Exploitation of labour is a concept defined as, in its broadest sense, one agent taking unfair advantage of another agent.[1] It denotes an unjust social relationship based on an asymmetry of power between workers and their employers. When speaking about exploitation, there is a direct affiliation with consumption in social theory and traditionally this would label exploitation as unfairly taking advantage of another person because of their inferior position, giving the exploiter the power.[2]

Karl Marx‘s theory of exploitation has been described in the Stanford Encyclopedia of Philosophy as the most influential theory of exploitation.

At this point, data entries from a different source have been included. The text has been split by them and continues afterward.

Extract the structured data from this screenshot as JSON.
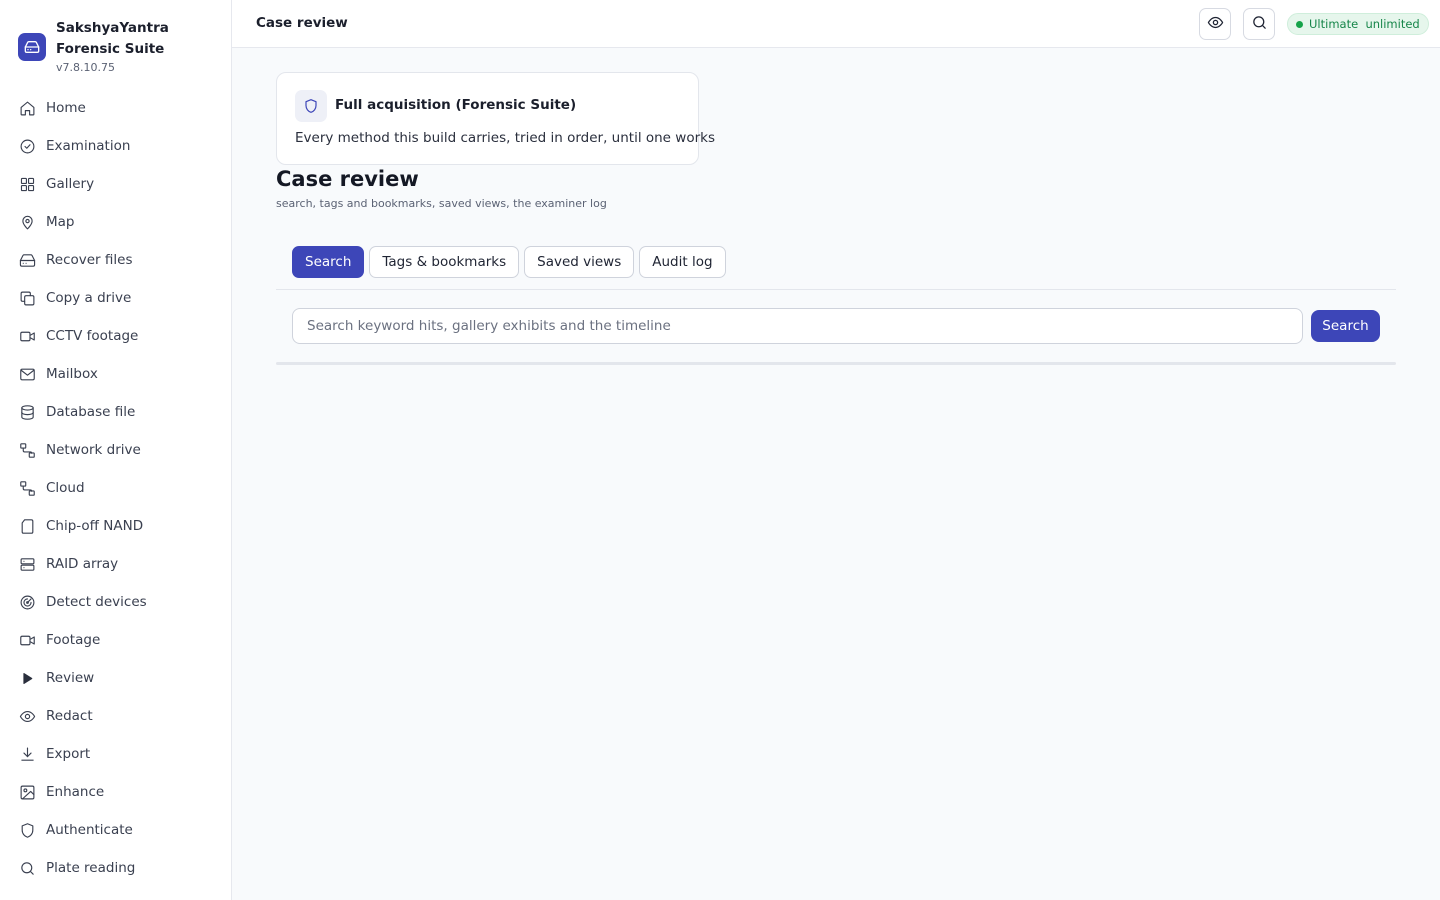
{
  "app": {
    "name": "SakshyaYantra Forensic Suite",
    "version": "v7.8.10.75",
    "accent_color": "#3d46b8"
  },
  "sidebar": {
    "items": [
      {
        "label": "Home",
        "icon": "home-icon"
      },
      {
        "label": "Examination",
        "icon": "check-circle-icon"
      },
      {
        "label": "Gallery",
        "icon": "grid-icon"
      },
      {
        "label": "Map",
        "icon": "map-pin-icon"
      },
      {
        "label": "Recover files",
        "icon": "hard-drive-icon"
      },
      {
        "label": "Copy a drive",
        "icon": "copy-icon"
      },
      {
        "label": "CCTV footage",
        "icon": "video-icon"
      },
      {
        "label": "Mailbox",
        "icon": "mail-icon"
      },
      {
        "label": "Database file",
        "icon": "database-icon"
      },
      {
        "label": "Network drive",
        "icon": "network-icon"
      },
      {
        "label": "Cloud",
        "icon": "network-icon"
      },
      {
        "label": "Chip-off NAND",
        "icon": "sd-card-icon"
      },
      {
        "label": "RAID array",
        "icon": "server-icon"
      },
      {
        "label": "Detect devices",
        "icon": "radar-icon"
      },
      {
        "label": "Footage",
        "icon": "video-icon"
      },
      {
        "label": "Review",
        "icon": "play-icon"
      },
      {
        "label": "Redact",
        "icon": "eye-icon"
      },
      {
        "label": "Export",
        "icon": "download-icon"
      },
      {
        "label": "Enhance",
        "icon": "image-icon"
      },
      {
        "label": "Authenticate",
        "icon": "shield-icon"
      },
      {
        "label": "Plate reading",
        "icon": "search-icon"
      }
    ]
  },
  "topbar": {
    "title": "Case review",
    "license_label": "Ultimate  unlimited",
    "license_color": "#16a34a"
  },
  "method_card": {
    "title": "Full acquisition (Forensic Suite)",
    "description": "Every method this build carries, tried in order, until one works"
  },
  "page": {
    "title": "Case review",
    "subtitle": "search, tags and bookmarks, saved views, the examiner log"
  },
  "tabs": [
    {
      "label": "Search",
      "active": true
    },
    {
      "label": "Tags & bookmarks",
      "active": false
    },
    {
      "label": "Saved views",
      "active": false
    },
    {
      "label": "Audit log",
      "active": false
    }
  ],
  "search": {
    "value": "",
    "placeholder": "Search keyword hits, gallery exhibits and the timeline",
    "button_label": "Search"
  }
}
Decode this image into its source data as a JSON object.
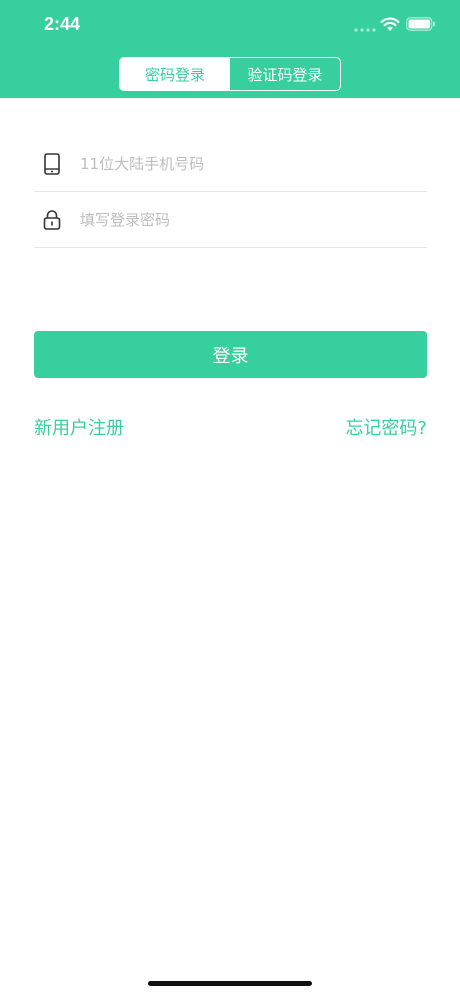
{
  "status_bar": {
    "time": "2:44"
  },
  "tabs": [
    {
      "label": "密码登录",
      "active": true
    },
    {
      "label": "验证码登录",
      "active": false
    }
  ],
  "form": {
    "phone_placeholder": "11位大陆手机号码",
    "phone_value": "",
    "password_placeholder": "填写登录密码",
    "password_value": "",
    "phone_icon": "phone-icon",
    "password_icon": "lock-icon"
  },
  "actions": {
    "login_label": "登录",
    "register_label": "新用户注册",
    "forgot_label": "忘记密码?"
  },
  "colors": {
    "accent": "#38cf9f",
    "divider": "#e6e6e6",
    "placeholder": "#bdbdbd"
  }
}
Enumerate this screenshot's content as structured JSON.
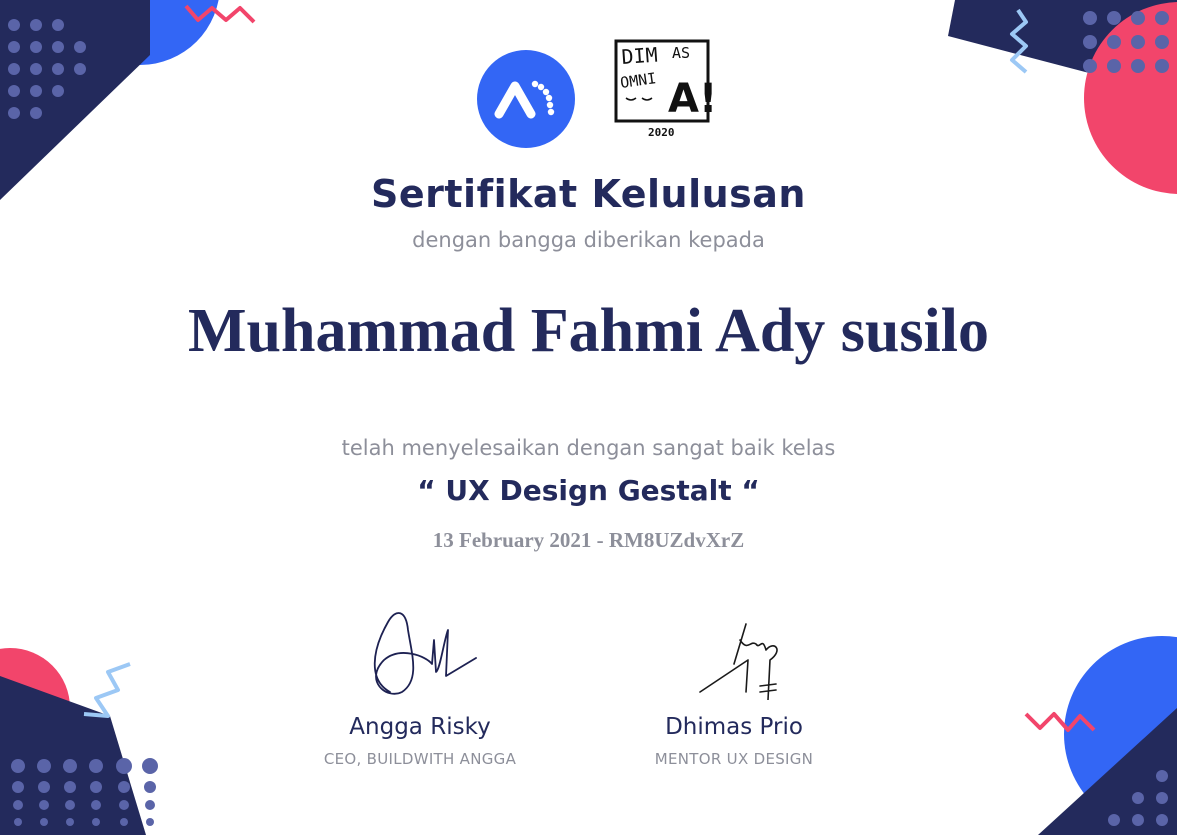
{
  "certificate": {
    "title": "Sertifikat Kelulusan",
    "subtitle": "dengan bangga diberikan kepada",
    "recipient_name": "Muhammad Fahmi Ady susilo",
    "completion_text": "telah menyelesaikan dengan sangat baik kelas",
    "course_name": "“ UX Design Gestalt “",
    "date_and_code": "13 February 2021 - RM8UZdvXrZ"
  },
  "logos": {
    "buildwith_angga": {
      "icon": "buildwith-angga-logo",
      "color": "#3366f5"
    },
    "dimas_omnia": {
      "line1": "DIM",
      "line1b": "AS",
      "line2": "OMNI",
      "big_letter": "A!",
      "year": "2020"
    }
  },
  "signatures": [
    {
      "name": "Angga Risky",
      "role": "CEO, BUILDWITH ANGGA"
    },
    {
      "name": "Dhimas Prio",
      "role": "MENTOR UX DESIGN"
    }
  ],
  "colors": {
    "navy": "#232a5c",
    "blue": "#3366f5",
    "pink": "#f2456b",
    "light_blue": "#9cc8f5",
    "gray": "#8d8f9a"
  }
}
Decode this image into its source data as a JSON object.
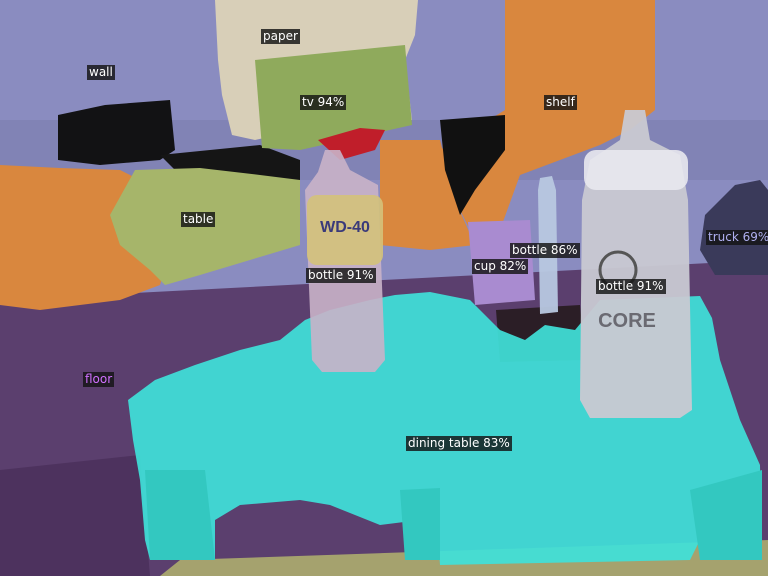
{
  "image": {
    "description_free": true
  },
  "colors": {
    "wall": "#8a8cc0",
    "floor": "#5b3f6e",
    "shelf": "#d9873e",
    "table": "#a6b56a",
    "tv": "#8faa5c",
    "paper": "#d8cfb8",
    "dining_table": "#3fe0d8",
    "bottle": "#c9c9d2",
    "cup": "#a98bd0",
    "truck": "#3a3a5a"
  },
  "labels": {
    "paper": "paper",
    "wall": "wall",
    "tv": "tv 94%",
    "shelf": "shelf",
    "table": "table",
    "truck": "truck 69%",
    "bottle_center": "bottle 86%",
    "cup": "cup 82%",
    "bottle_left": "bottle 91%",
    "bottle_right": "bottle 91%",
    "floor": "floor",
    "dining_table": "dining table 83%"
  },
  "label_colors": {
    "paper": "#ffffff",
    "wall": "#ffffff",
    "tv": "#ffffff",
    "shelf": "#ffffff",
    "table": "#ffffff",
    "truck": "#b0b0f0",
    "bottle_center": "#ffffff",
    "cup": "#ffffff",
    "bottle_left": "#ffffff",
    "bottle_right": "#ffffff",
    "floor": "#d070ff",
    "dining_table": "#ffffff"
  },
  "bottle_texts": {
    "brand_left": "WD-40",
    "brand_right": "CORE"
  }
}
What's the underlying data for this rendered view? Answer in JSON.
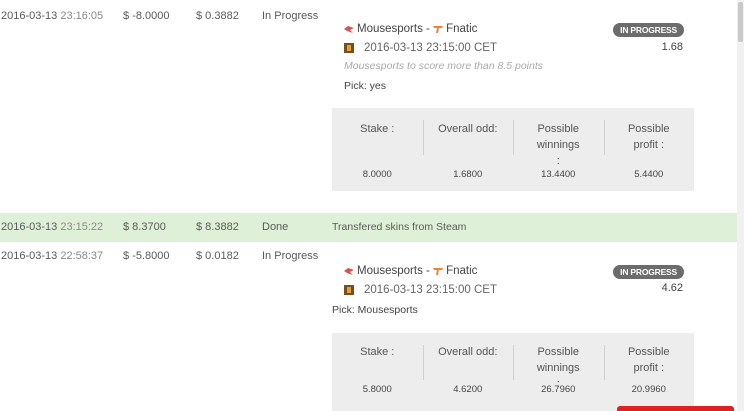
{
  "rows": [
    {
      "date": "2016-03-13",
      "time": "23:16:05",
      "amount": "$ -8.0000",
      "balance": "$ 0.3882",
      "status": "In Progress",
      "bet": {
        "team1": "Mousesports",
        "separator": " - ",
        "team2": "Fnatic",
        "event_time": "2016-03-13 23:15:00 CET",
        "market": "Mousesports to score more than 8.5 points",
        "pick": "Pick: yes",
        "badge": "IN PROGRESS",
        "odd": "1.68",
        "stats": {
          "stake_label": "Stake :",
          "stake": "8.0000",
          "odd_label": "Overall odd:",
          "odd": "1.6800",
          "winnings_label": "Possible winnings :",
          "winnings": "13.4400",
          "profit_label": "Possible profit :",
          "profit": "5.4400"
        }
      }
    },
    {
      "date": "2016-03-13",
      "time": "23:15:22",
      "amount": "$ 8.3700",
      "balance": "$ 8.3882",
      "status": "Done",
      "description": "Transfered skins from Steam"
    },
    {
      "date": "2016-03-13",
      "time": "22:58:37",
      "amount": "$ -5.8000",
      "balance": "$ 0.0182",
      "status": "In Progress",
      "bet": {
        "team1": "Mousesports",
        "separator": " - ",
        "team2": "Fnatic",
        "event_time": "2016-03-13 23:15:00 CET",
        "pick": "Pick: Mousesports",
        "badge": "IN PROGRESS",
        "odd": "4.62",
        "stats": {
          "stake_label": "Stake :",
          "stake": "5.8000",
          "odd_label": "Overall odd:",
          "odd": "4.6200",
          "winnings_label": "Possible winnings :",
          "winnings": "26.7960",
          "profit_label": "Possible profit :",
          "profit": "20.9960"
        }
      }
    }
  ],
  "colors": {
    "done_row_bg": "#dff0d8",
    "badge_bg": "#6c6c6c",
    "stats_bg": "#ededed",
    "team1_icon": "#d9534f",
    "team2_icon": "#f0833a"
  },
  "icons": {
    "team1": "mousesports-logo-icon",
    "team2": "fnatic-logo-icon",
    "game": "csgo-game-icon"
  }
}
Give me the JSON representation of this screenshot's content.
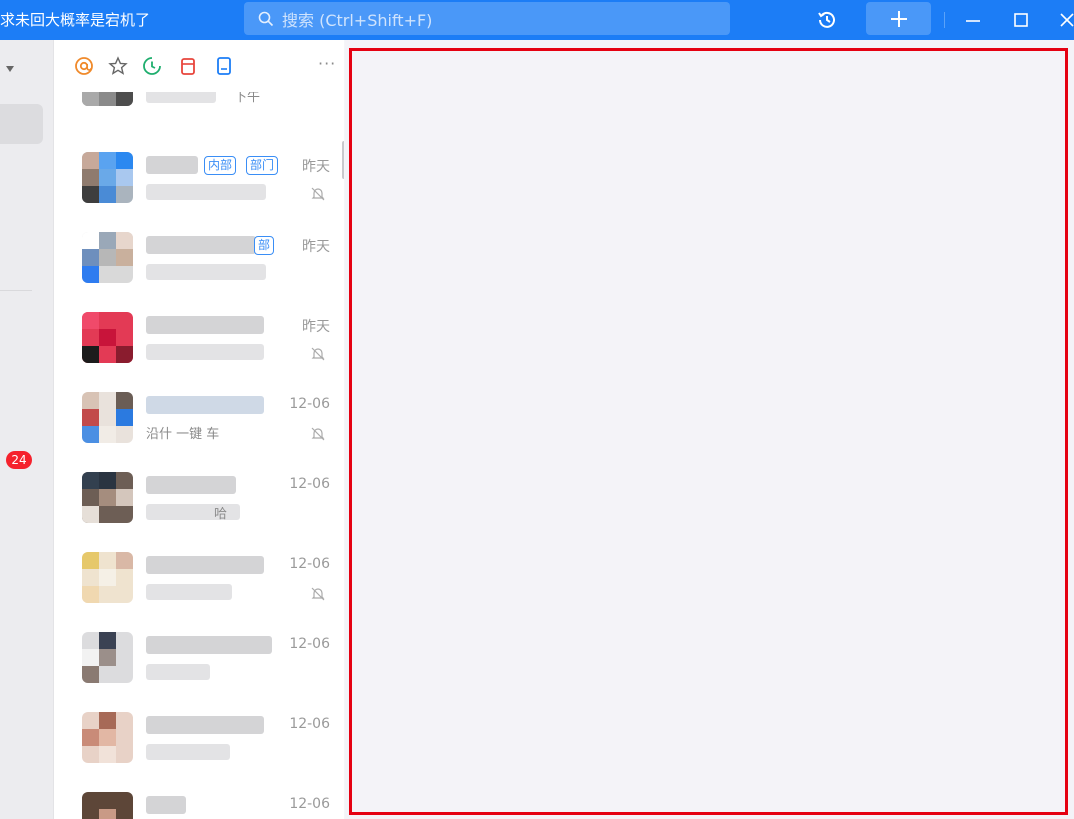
{
  "titlebar": {
    "title": "求未回大概率是宕机了",
    "search_placeholder": "搜索 (Ctrl+Shift+F)",
    "icons": [
      "search-icon",
      "history-icon",
      "plus-icon",
      "minimize-icon",
      "maximize-icon",
      "close-icon"
    ]
  },
  "left": {
    "badge_count": "24"
  },
  "toolbar": {
    "icons": [
      "at-mention-icon",
      "star-icon",
      "clock-icon",
      "calendar-icon",
      "document-icon"
    ],
    "more": "···"
  },
  "chats": [
    {
      "time": "",
      "name_text": "下午",
      "msg_text": "",
      "muted": false
    },
    {
      "time": "昨天",
      "tags": [
        "内部",
        "部门"
      ],
      "name_text": "",
      "msg_text": "",
      "muted": true
    },
    {
      "time": "昨天",
      "tags": [
        "部"
      ],
      "name_text": "",
      "msg_text": "",
      "muted": false
    },
    {
      "time": "昨天",
      "name_text": "",
      "msg_text": "",
      "muted": true
    },
    {
      "time": "12-06",
      "name_text": "",
      "msg_text": "沿什     一键     车",
      "muted": true
    },
    {
      "time": "12-06",
      "name_text": "",
      "msg_text": "哈",
      "muted": false
    },
    {
      "time": "12-06",
      "name_text": "",
      "msg_text": "",
      "muted": true
    },
    {
      "time": "12-06",
      "name_text": "",
      "msg_text": "",
      "muted": false
    },
    {
      "time": "12-06",
      "name_text": "",
      "msg_text": "",
      "muted": false
    },
    {
      "time": "12-06",
      "name_text": "",
      "msg_text": "",
      "muted": false
    }
  ],
  "colors": {
    "accent": "#1c7df6",
    "highlight_frame": "#e50012",
    "badge": "#f5222d"
  }
}
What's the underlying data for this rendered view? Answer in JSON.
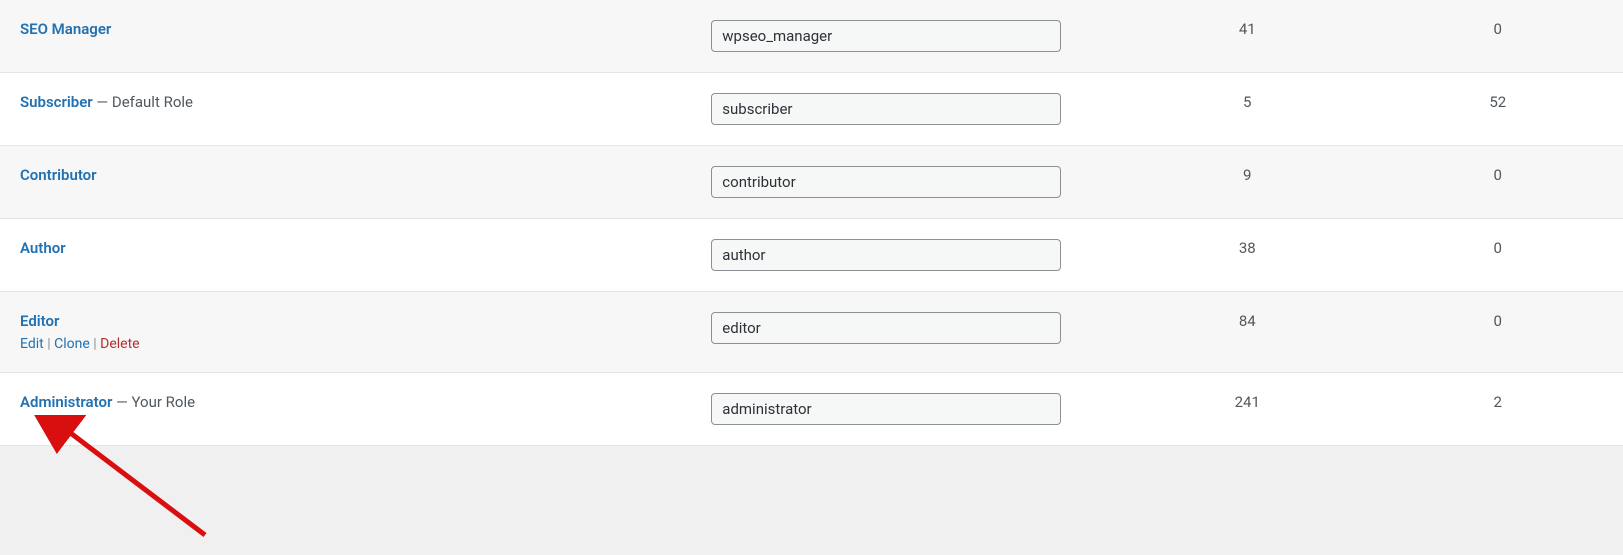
{
  "rows": [
    {
      "name": "SEO Manager",
      "suffix": "",
      "slug": "wpseo_manager",
      "c1": "41",
      "c2": "0",
      "show_actions": false
    },
    {
      "name": "Subscriber",
      "suffix": " — Default Role",
      "slug": "subscriber",
      "c1": "5",
      "c2": "52",
      "show_actions": false
    },
    {
      "name": "Contributor",
      "suffix": "",
      "slug": "contributor",
      "c1": "9",
      "c2": "0",
      "show_actions": false
    },
    {
      "name": "Author",
      "suffix": "",
      "slug": "author",
      "c1": "38",
      "c2": "0",
      "show_actions": false
    },
    {
      "name": "Editor",
      "suffix": "",
      "slug": "editor",
      "c1": "84",
      "c2": "0",
      "show_actions": true
    },
    {
      "name": "Administrator",
      "suffix": " — Your Role",
      "slug": "administrator",
      "c1": "241",
      "c2": "2",
      "show_actions": false
    }
  ],
  "actions": {
    "edit": "Edit",
    "clone": "Clone",
    "delete": "Delete"
  }
}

[1] In analyzing exploitation, economists are split on the explanation of the exploitation of labour given by Marx and Adam Smith. Smith did not see exploitation as an inherent systematic phenomenon in specific economic systems as Marx did, but rather as an optional moral injustice.[3]

 

Marx’s exploitation theory is one of the major elements analyzed in Marxian economics and some social theorists consider it to be a cornerstone in Marxist thought. Marx credited the Scottish Enlightenment writers for originally propounding a materialist interpretation of history.[4] In his Critique of the Gotha Program, Marx set principles that were to govern the distribution of welfare under socialism and communism—these principles saw distribution to each person according to their work and needs. Exploitation is when these two principles are not met, when the agents are not receiving according to their work or needs.[5] This process of exploitation is a part of the redistribution of labour, occurring during the process of separate agents exchanging their current productive labour for social labour set in goods received

.[6] The labour put forth toward production is embodied in the goods and exploitation occurs when someone purchases a good, with their revenue or wages, for an amount unequal to the total labour he or she has put forth.

[7] This labour performed by a population over a certain time period is equal to the labour embodied to the goods that make up the net national product (NNP). The NNP is then parceled out to the members of the population in some way and this is what creates the two groups, or agents, involved in the exchange of goods: exploiters and exploited.[6]